So verständlich der Wunsch nach Gemeinsamkeit und Gleichklang in Beziehungen auch ist, manchmal ist es ein entscheidender Schritt, bewusst den Fokus wieder auf uns selbst zu richten. Um was geht es uns denn eigentlich? Um Gemeinsamkeit, um einen Liebesbeweis oder trauen wir uns schlicht nicht zu, uns diesen Wunsch selbst zu erfüllen? Es kann sehr aufschlussreich sein, genau hinzuschauen, warum uns das Miteinander so wichtig ist und ob nur der andere uns diesen Wunsch erfüllen kann.
Wir müssen unser Gegenüber nicht von der Berechtigung unserer Bedürfnisse überzeugen, noch zu einer Zusage bewegen, sondern wieder die Verantwortung für unsere Wünsche und ihre Realisierung selbst übernehmen. Dann tun sich Möglichkeiten auf, die wir bis jetzt ausgeblendet hatten, in dem dringenden Wunsch etwas vom anderen erfüllt zu bekommen. So beschloß eine Freundin jedes Jahr eine Gruppenreise allein zu unternehmen, da ihr Mann, von vielen Geschäftsreisen müde, eher eine ruhige Zeit zuhause im Garten einer weiteren Reise vorzog. Eine für beide sehr befriedigende Lösung.
Doch gerade unter Stress engt sich unsere Sicht auf die Dinge ein, wir beginnen zu kämpfen, erhöhen den Druck, was selten den erwünschten Erfolg bringt.

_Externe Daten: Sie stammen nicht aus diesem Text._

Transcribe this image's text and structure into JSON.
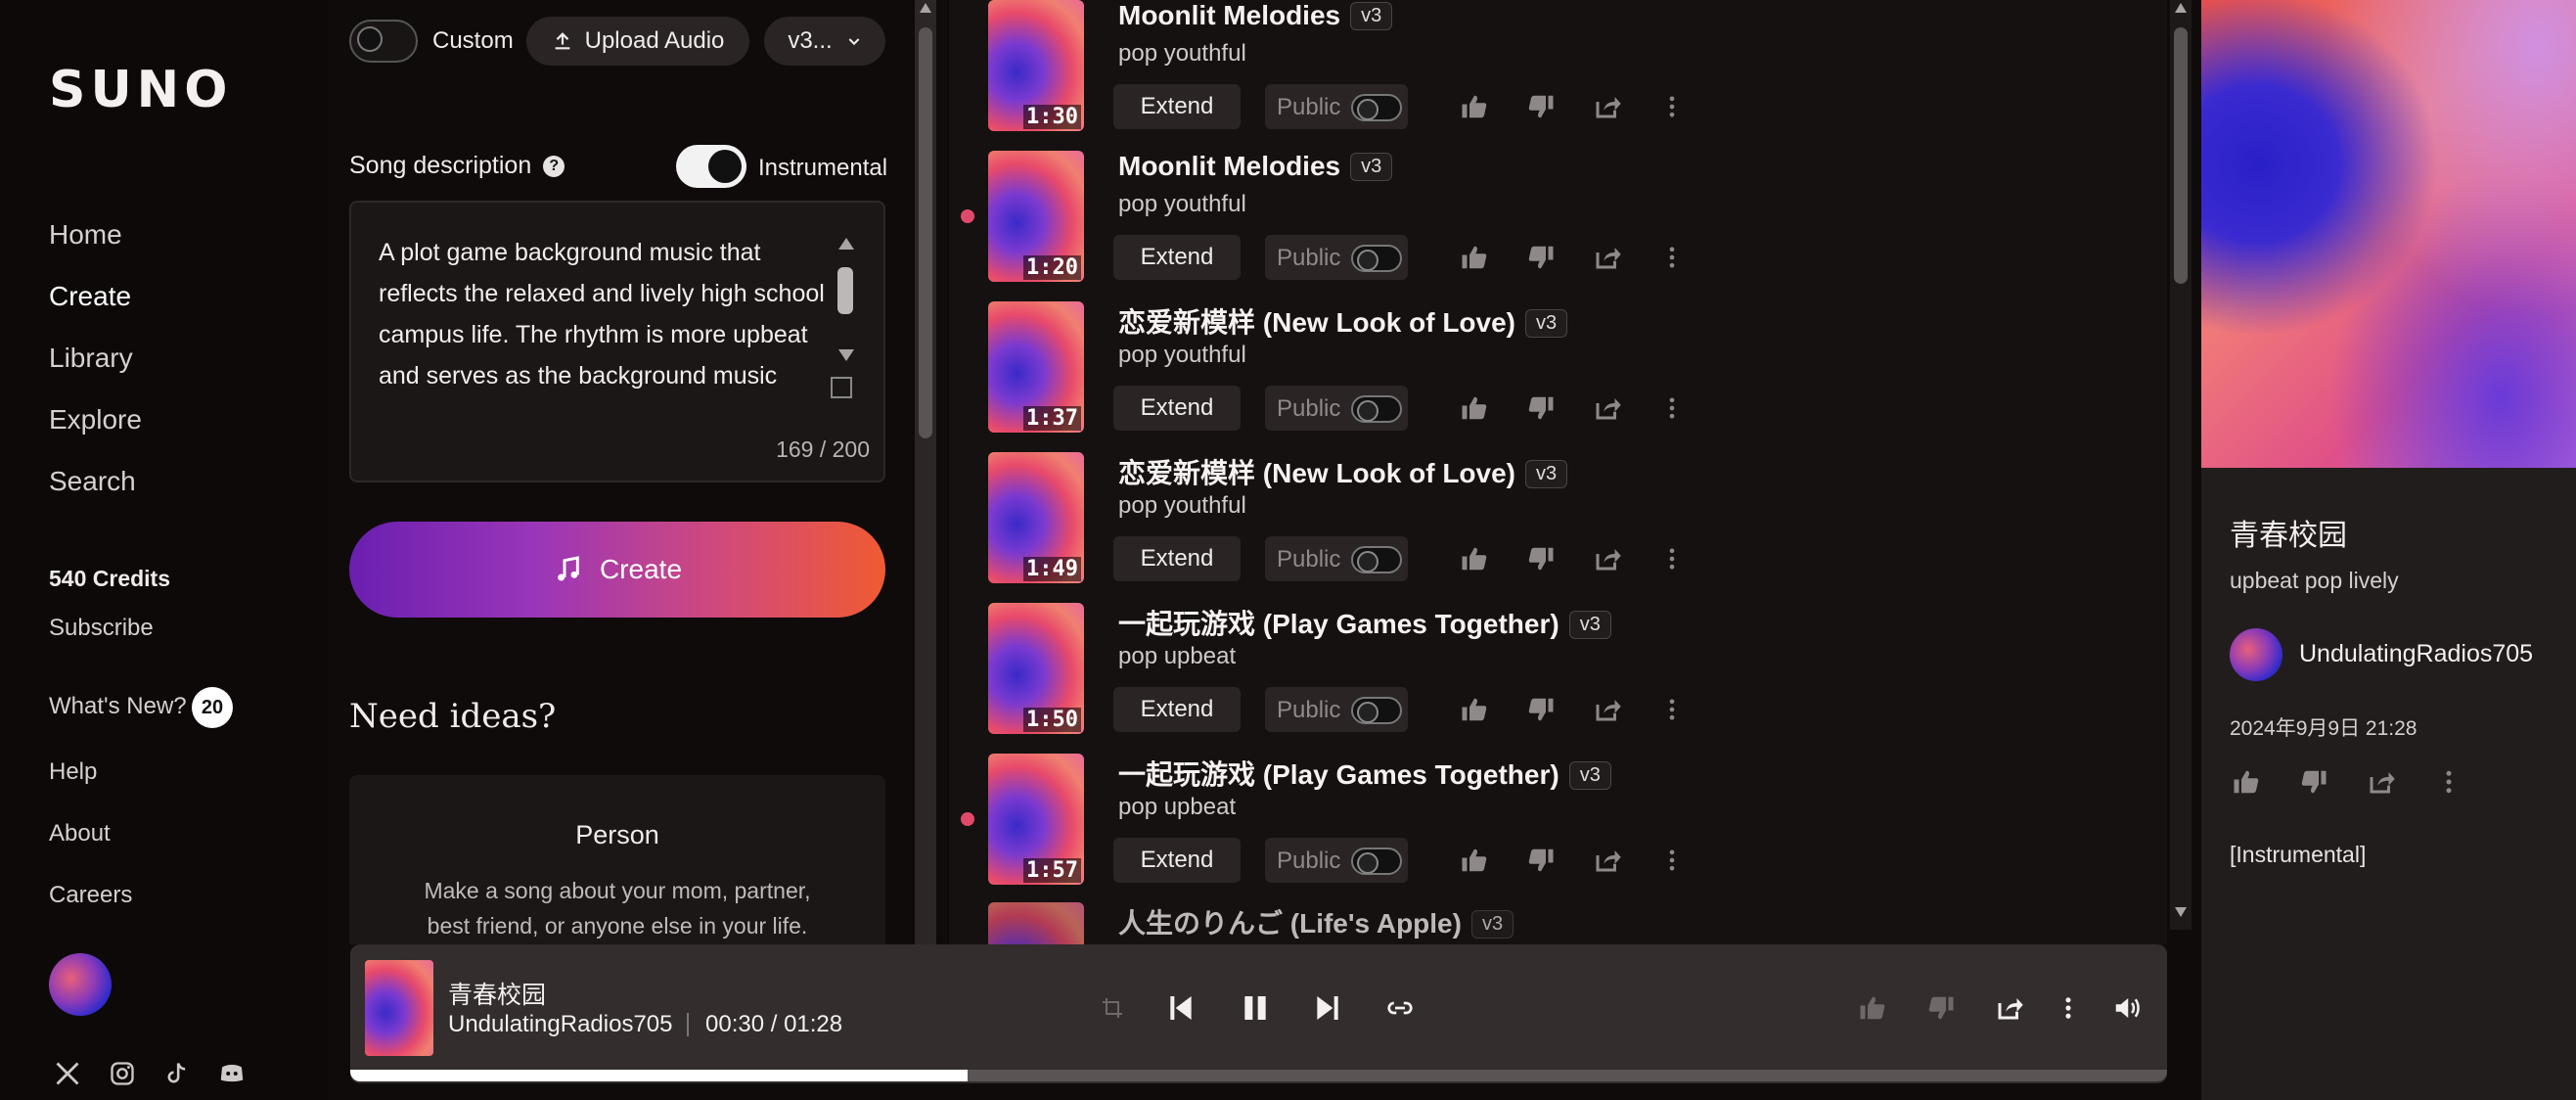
{
  "app": {
    "logo": "SUNO"
  },
  "nav": {
    "items": [
      {
        "label": "Home"
      },
      {
        "label": "Create"
      },
      {
        "label": "Library"
      },
      {
        "label": "Explore"
      },
      {
        "label": "Search"
      }
    ],
    "credits": "540 Credits",
    "subscribe": "Subscribe",
    "whats_new": "What's New?",
    "whats_new_count": "20",
    "help": "Help",
    "about": "About",
    "careers": "Careers",
    "social_icons": [
      "x-icon",
      "instagram-icon",
      "tiktok-icon",
      "discord-icon"
    ]
  },
  "create": {
    "custom_label": "Custom",
    "upload_label": "Upload Audio",
    "model_label": "v3...",
    "song_description_label": "Song description",
    "instrumental_label": "Instrumental",
    "description_text": "A plot game background music that reflects the relaxed and lively high school campus life. The rhythm is more upbeat and serves as the background music",
    "char_count": "169 / 200",
    "create_label": "Create",
    "need_ideas": "Need ideas?",
    "idea_card": {
      "title": "Person",
      "description": "Make a song about your mom, partner, best friend, or anyone else in your life."
    }
  },
  "songs": [
    {
      "title": "Moonlit Melodies",
      "version": "v3",
      "tags": "pop youthful",
      "duration": "1:30",
      "extend": "Extend",
      "public": "Public",
      "new": false
    },
    {
      "title": "Moonlit Melodies",
      "version": "v3",
      "tags": "pop youthful",
      "duration": "1:20",
      "extend": "Extend",
      "public": "Public",
      "new": true
    },
    {
      "title": "恋爱新模样 (New Look of Love)",
      "version": "v3",
      "tags": "pop youthful",
      "duration": "1:37",
      "extend": "Extend",
      "public": "Public",
      "new": false
    },
    {
      "title": "恋爱新模样 (New Look of Love)",
      "version": "v3",
      "tags": "pop youthful",
      "duration": "1:49",
      "extend": "Extend",
      "public": "Public",
      "new": false
    },
    {
      "title": "一起玩游戏 (Play Games Together)",
      "version": "v3",
      "tags": "pop upbeat",
      "duration": "1:50",
      "extend": "Extend",
      "public": "Public",
      "new": false
    },
    {
      "title": "一起玩游戏 (Play Games Together)",
      "version": "v3",
      "tags": "pop upbeat",
      "duration": "1:57",
      "extend": "Extend",
      "public": "Public",
      "new": true
    },
    {
      "title": "人生のりんご (Life's Apple)",
      "version": "v3",
      "tags": "",
      "duration": "",
      "extend": "",
      "public": "",
      "new": false
    }
  ],
  "detail": {
    "title": "青春校园",
    "tags": "upbeat pop lively",
    "user": "UndulatingRadios705",
    "date": "2024年9月9日 21:28",
    "lyrics": "[Instrumental]"
  },
  "player": {
    "title": "青春校园",
    "user": "UndulatingRadios705",
    "time": "00:30 / 01:28",
    "progress": 0.34
  },
  "colors": {
    "accent_gradient_start": "#6a1fb0",
    "accent_gradient_end": "#f05a32",
    "new_dot": "#e04a6a"
  }
}
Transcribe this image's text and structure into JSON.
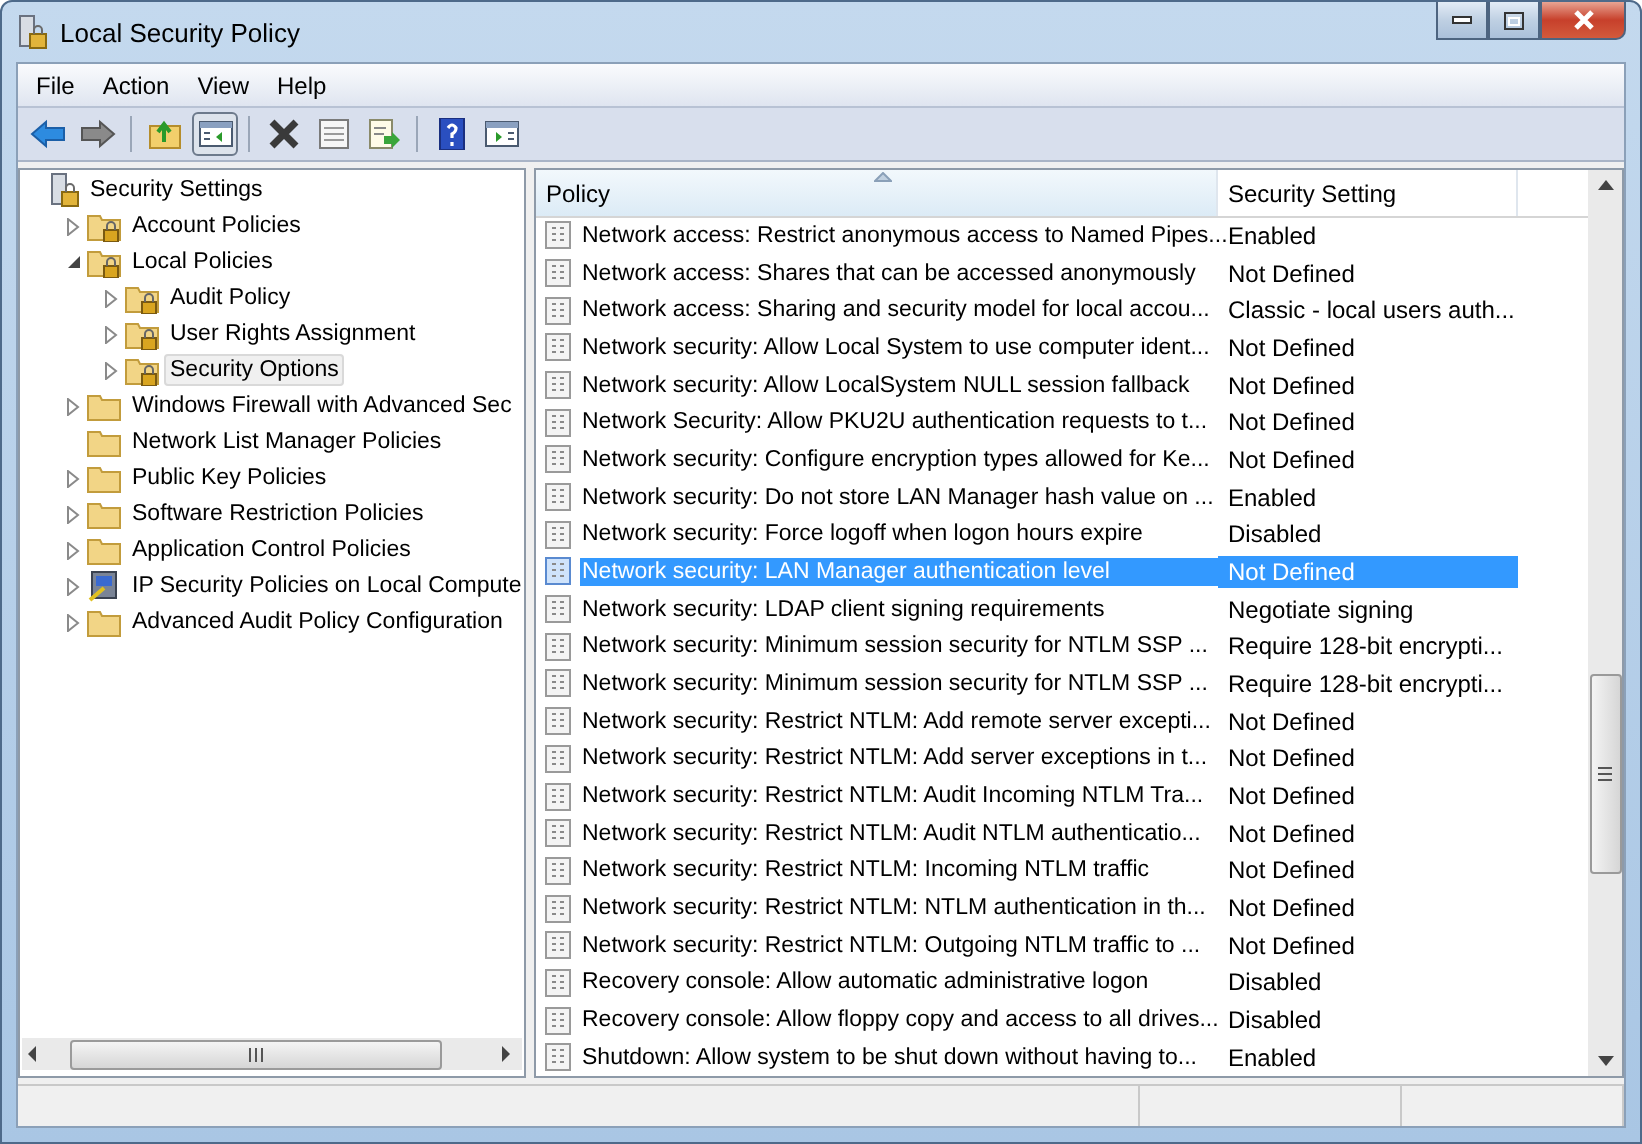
{
  "window": {
    "title": "Local Security Policy"
  },
  "menu": [
    "File",
    "Action",
    "View",
    "Help"
  ],
  "toolbar": [
    {
      "kind": "back",
      "pressed": false
    },
    {
      "kind": "forward",
      "pressed": false
    },
    {
      "kind": "up",
      "pressed": false
    },
    {
      "kind": "tree",
      "pressed": true
    },
    {
      "kind": "delete",
      "pressed": false
    },
    {
      "kind": "properties",
      "pressed": false
    },
    {
      "kind": "export",
      "pressed": false
    },
    {
      "kind": "help",
      "pressed": false
    },
    {
      "kind": "pane",
      "pressed": false
    }
  ],
  "tree": [
    {
      "label": "Security Settings",
      "kind": "root",
      "selected": false,
      "children": [
        {
          "label": "Account Policies",
          "kind": "lock-folder",
          "expanded": false,
          "selected": false
        },
        {
          "label": "Local Policies",
          "kind": "lock-folder",
          "expanded": true,
          "selected": false,
          "children": [
            {
              "label": "Audit Policy",
              "kind": "lock-folder",
              "expanded": false,
              "selected": false
            },
            {
              "label": "User Rights Assignment",
              "kind": "lock-folder",
              "expanded": false,
              "selected": false
            },
            {
              "label": "Security Options",
              "kind": "lock-folder",
              "expanded": false,
              "selected": true
            }
          ]
        },
        {
          "label": "Windows Firewall with Advanced Sec",
          "kind": "folder",
          "expanded": false,
          "selected": false
        },
        {
          "label": "Network List Manager Policies",
          "kind": "folder",
          "selected": false
        },
        {
          "label": "Public Key Policies",
          "kind": "folder",
          "expanded": false,
          "selected": false
        },
        {
          "label": "Software Restriction Policies",
          "kind": "folder",
          "expanded": false,
          "selected": false
        },
        {
          "label": "Application Control Policies",
          "kind": "folder",
          "expanded": false,
          "selected": false
        },
        {
          "label": "IP Security Policies on Local Compute",
          "kind": "ip-security",
          "expanded": false,
          "selected": false
        },
        {
          "label": "Advanced Audit Policy Configuration",
          "kind": "folder",
          "expanded": false,
          "selected": false
        }
      ]
    }
  ],
  "table": {
    "columns": [
      "Policy",
      "Security Setting"
    ],
    "rows": [
      {
        "policy": "Network access: Restrict anonymous access to Named Pipes...",
        "setting": "Enabled",
        "selected": false
      },
      {
        "policy": "Network access: Shares that can be accessed anonymously",
        "setting": "Not Defined",
        "selected": false
      },
      {
        "policy": "Network access: Sharing and security model for local accou...",
        "setting": "Classic - local users auth...",
        "selected": false
      },
      {
        "policy": "Network security: Allow Local System to use computer ident...",
        "setting": "Not Defined",
        "selected": false
      },
      {
        "policy": "Network security: Allow LocalSystem NULL session fallback",
        "setting": "Not Defined",
        "selected": false
      },
      {
        "policy": "Network Security: Allow PKU2U authentication requests to t...",
        "setting": "Not Defined",
        "selected": false
      },
      {
        "policy": "Network security: Configure encryption types allowed for Ke...",
        "setting": "Not Defined",
        "selected": false
      },
      {
        "policy": "Network security: Do not store LAN Manager hash value on ...",
        "setting": "Enabled",
        "selected": false
      },
      {
        "policy": "Network security: Force logoff when logon hours expire",
        "setting": "Disabled",
        "selected": false
      },
      {
        "policy": "Network security: LAN Manager authentication level",
        "setting": "Not Defined",
        "selected": true
      },
      {
        "policy": "Network security: LDAP client signing requirements",
        "setting": "Negotiate signing",
        "selected": false
      },
      {
        "policy": "Network security: Minimum session security for NTLM SSP ...",
        "setting": "Require 128-bit encrypti...",
        "selected": false
      },
      {
        "policy": "Network security: Minimum session security for NTLM SSP ...",
        "setting": "Require 128-bit encrypti...",
        "selected": false
      },
      {
        "policy": "Network security: Restrict NTLM: Add remote server excepti...",
        "setting": "Not Defined",
        "selected": false
      },
      {
        "policy": "Network security: Restrict NTLM: Add server exceptions in t...",
        "setting": "Not Defined",
        "selected": false
      },
      {
        "policy": "Network security: Restrict NTLM: Audit Incoming NTLM Tra...",
        "setting": "Not Defined",
        "selected": false
      },
      {
        "policy": "Network security: Restrict NTLM: Audit NTLM authenticatio...",
        "setting": "Not Defined",
        "selected": false
      },
      {
        "policy": "Network security: Restrict NTLM: Incoming NTLM traffic",
        "setting": "Not Defined",
        "selected": false
      },
      {
        "policy": "Network security: Restrict NTLM: NTLM authentication in th...",
        "setting": "Not Defined",
        "selected": false
      },
      {
        "policy": "Network security: Restrict NTLM: Outgoing NTLM traffic to ...",
        "setting": "Not Defined",
        "selected": false
      },
      {
        "policy": "Recovery console: Allow automatic administrative logon",
        "setting": "Disabled",
        "selected": false
      },
      {
        "policy": "Recovery console: Allow floppy copy and access to all drives...",
        "setting": "Disabled",
        "selected": false
      },
      {
        "policy": "Shutdown: Allow system to be shut down without having to...",
        "setting": "Enabled",
        "selected": false
      }
    ]
  }
}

Unbewusst verhalten uns wie ein Kind, das andere anbetteln und an sie appellieren muss, ihm das zu ermöglichen, was es glücklich macht. In unserer Kindheit hatten wir tatsächlich oft keine andere Wahl und waren vom Wohlwollen unserer Eltern abhängig. Vielleicht wurden wir auch nie darin unterstützt, selbst aktiv zu werden, um uns unsere Wünsche zu erfüllen. Unser Selbstvertrauen schwindet deshalb in solchen Momenten und es tauchen unbestimmte Ängste in uns auf: Wir fühlen uns unfähig, verzweifelt, abhängig oder trotzig und wütend. Doch, statt diese Gefühle anzunehmen und zu bearbeiten, lasten wir sie oft unserem Partner an, der instinktiv spürt, dass es eigentlich gar nicht um ihn geht und deshalb unwillig reagiert.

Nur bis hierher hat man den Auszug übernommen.